Surely no one would mistake a clogged laundry room sink with not having lights or power in the laundry room. Similarly, a heart attack is like a plumbing problem and a cardiac arrest an electrical problem.
Under certain conditions, however, having a plugged laundry room sink drain can result in a power failure in the laundry room. For example, if the water in the plugged sink overflows, it can trip the fuse, shutting off the power in the circuit.
Similarly, a heart attack can cause a cardiac arrest.
In fact, most out-of-hospital cardiac arrests are the result of coronary artery disease (atherosclerosis or clogged arteries) and its major consequence, the heart attack aka myocardial infarction.
In a heart attack, the cardiac muscle cells that are deprived of oxygen die and this destruction can damage and disrupt the heart’s electrical system causing ventricular fibrillation and cardiac arrest. Research indicates that more than 70% of out-of-hospital sudden cardiac arrests are the result of coronary artery disease and heart attacks.
Another 15% of out-of-hospital cardiac arrests are from primary arrhythmias, like the inherited Brugada and Long QT syndromes; pulmonary embolisms account for 11% and unknown causes make up the remaining 4%.
The younger the person experiencing the cardiac arrest, the less likely it was caused by a heart attack and more by an inherited or structural cardiac issue.
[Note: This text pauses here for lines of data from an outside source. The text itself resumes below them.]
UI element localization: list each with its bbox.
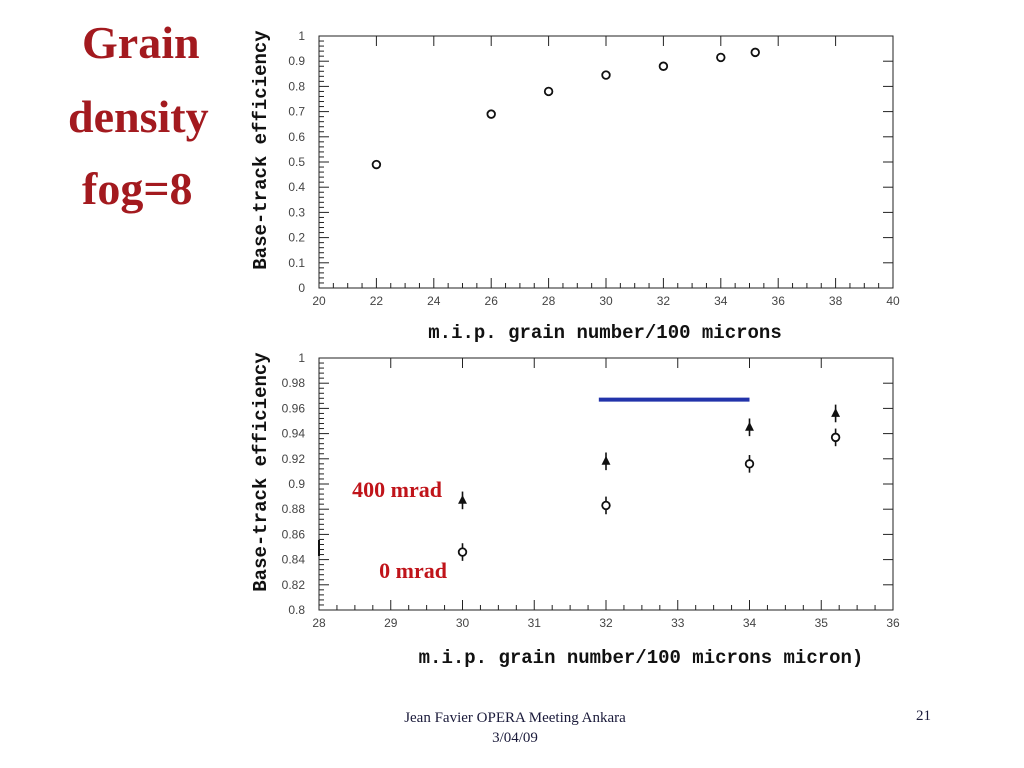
bottom-series-0-point — [831, 408, 841, 417]
bottom-series-1-point — [744, 459, 755, 469]
slide-title-line-3: fog=8 — [82, 163, 193, 214]
top-series-0-point — [486, 109, 496, 119]
bottom-xtick-label: 33 — [671, 616, 685, 630]
top-ytick-label: 0.5 — [288, 155, 305, 169]
bottom-ytick-label: 0.8 — [288, 603, 305, 617]
bottom-xtick-label: 28 — [312, 616, 326, 630]
bottom-xtick-label: 30 — [456, 616, 470, 630]
top-series-0-point — [371, 159, 382, 170]
chart-bottom: 28 29 30 31 32 33 34 35 36 0.8 0.82 0.84 0.86 0.88 0.9… — [250, 351, 900, 669]
top-xtick-label: 22 — [370, 294, 384, 308]
bottom-xtick-label: 35 — [815, 616, 829, 630]
footer-text-line-2: 3/04/09 — [492, 730, 538, 746]
bottom-xtick-label: 36 — [886, 616, 900, 630]
top-series-0-point — [601, 70, 611, 80]
bottom-series-1-point — [601, 500, 611, 511]
bottom-ytick-label: 0.94 — [282, 427, 306, 441]
bottom-xtick-label: 32 — [599, 616, 613, 630]
top-xtick-label: 38 — [829, 294, 843, 308]
bottom-annotation-0: 400 mrad — [352, 477, 442, 502]
top-series-0-point — [543, 86, 554, 97]
top-ytick-label: 0.2 — [288, 231, 305, 245]
top-series-0-point — [716, 52, 726, 63]
top-series-0-point — [658, 61, 669, 71]
top-xtick-label: 40 — [886, 294, 900, 308]
top-ytick-label: 0.1 — [288, 256, 305, 270]
top-ytick-label: 1 — [298, 29, 305, 43]
bottom-y-axis-title: Base-track efficiency — [250, 352, 272, 592]
bottom-xtick-label: 34 — [743, 616, 757, 630]
chart-top: 20 22 24 26 28 30 32 34 36 38 40 0 0.1 0.2 0.3 0.4 0.5 0.… — [250, 29, 900, 344]
bottom-ytick-label: 0.86 — [282, 527, 306, 541]
bottom-series-0-point — [745, 421, 754, 431]
bottom-ytick-label: 0.92 — [282, 452, 306, 466]
bottom-annotation-1: 0 mrad — [379, 558, 447, 583]
top-xtick-label: 20 — [312, 294, 326, 308]
top-x-axis-title: m.i.p. grain number/100 microns — [428, 322, 781, 344]
top-xtick-label: 34 — [714, 294, 728, 308]
footer-text-line-1: Jean Favier OPERA Meeting Ankara — [404, 710, 626, 726]
top-y-axis-title: Base-track efficiency — [250, 30, 272, 270]
top-xtick-label: 28 — [542, 294, 556, 308]
top-ytick-label: 0.9 — [288, 54, 305, 68]
top-xtick-label: 26 — [485, 294, 499, 308]
top-series-0-point — [750, 47, 760, 58]
top-ytick-label: 0.6 — [288, 130, 305, 144]
bottom-series-0-point — [601, 455, 611, 465]
top-xtick-label: 36 — [772, 294, 786, 308]
bottom-xtick-label: 31 — [528, 616, 542, 630]
bottom-ytick-label: 0.82 — [282, 578, 306, 592]
bottom-ytick-label: 0.84 — [282, 553, 306, 567]
bottom-series-1-point — [457, 547, 468, 557]
charts-canvas: 20 22 24 26 28 30 32 34 36 38 40 0 0.1 0.2 0.3 0.4 0.5 0.… — [250, 29, 900, 669]
slide-title-line-2: density — [68, 91, 209, 142]
top-ytick-label: 0 — [298, 281, 305, 295]
bottom-ytick-label: 0.98 — [282, 376, 306, 390]
footer-text: Jean Favier OPERA Meeting Ankara 3/04/09 — [345, 708, 685, 748]
bottom-ytick-label: 0.88 — [282, 502, 306, 516]
slide-title-line-1: Grain — [82, 17, 200, 68]
page-number: 21 — [916, 708, 931, 724]
bottom-ytick-label: 0.9 — [288, 477, 305, 491]
bottom-xtick-label: 29 — [384, 616, 398, 630]
top-xtick-label: 30 — [599, 294, 613, 308]
top-xtick-label: 24 — [427, 294, 441, 308]
top-xtick-label: 32 — [657, 294, 671, 308]
top-ytick-label: 0.8 — [288, 79, 305, 93]
top-ytick-label: 0.7 — [288, 105, 305, 119]
bottom-series-1-point — [830, 432, 841, 443]
bottom-series-0-point — [458, 494, 467, 504]
bottom-x-axis-title: m.i.p. grain number/100 microns micron) — [419, 647, 864, 669]
top-ytick-label: 0.4 — [288, 180, 305, 194]
top-ytick-label: 0.3 — [288, 205, 305, 219]
bottom-ytick-label: 1 — [298, 351, 305, 365]
bottom-ytick-label: 0.96 — [282, 401, 306, 415]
So, when you hear of someone having a cardiac arrest, there is a very high probability they had a heart attack as well.
No wonder the lay public is confused about the two — most of the time, they’d be correct in saying “Hey, I heard you almost died from a heart attack” if they approached a survivor at random.
Instead of being perturbed, and jacking up your blood pressure, simply say “I had a cardiac arrest, due to Long QT Syndrome, Brugada Syndrome, atherosclerosis and heart attack, blunt force trauma from a car accident or whatever actually caused it, including ‘the doctors don’t seem to know‘”.
Be gentle and forgiving if someone makes such an egregious error. After all, feeling shame and defensive about being confused for someone with atherosclerosis, or who had a heart attack, may simply be a product of our own ignorance and confusion; atherosclerosis can affect anyone, regardless of their physique, willpower, motivation and lifestyle. And if the current opioid crisis in North America progresses, we might sadly witness a sharp increase in sudden cardiac arrests and even more confusion among the public about what we all experienced.
Warning: I am not a plumber or electrician, and clearly not in the medical field.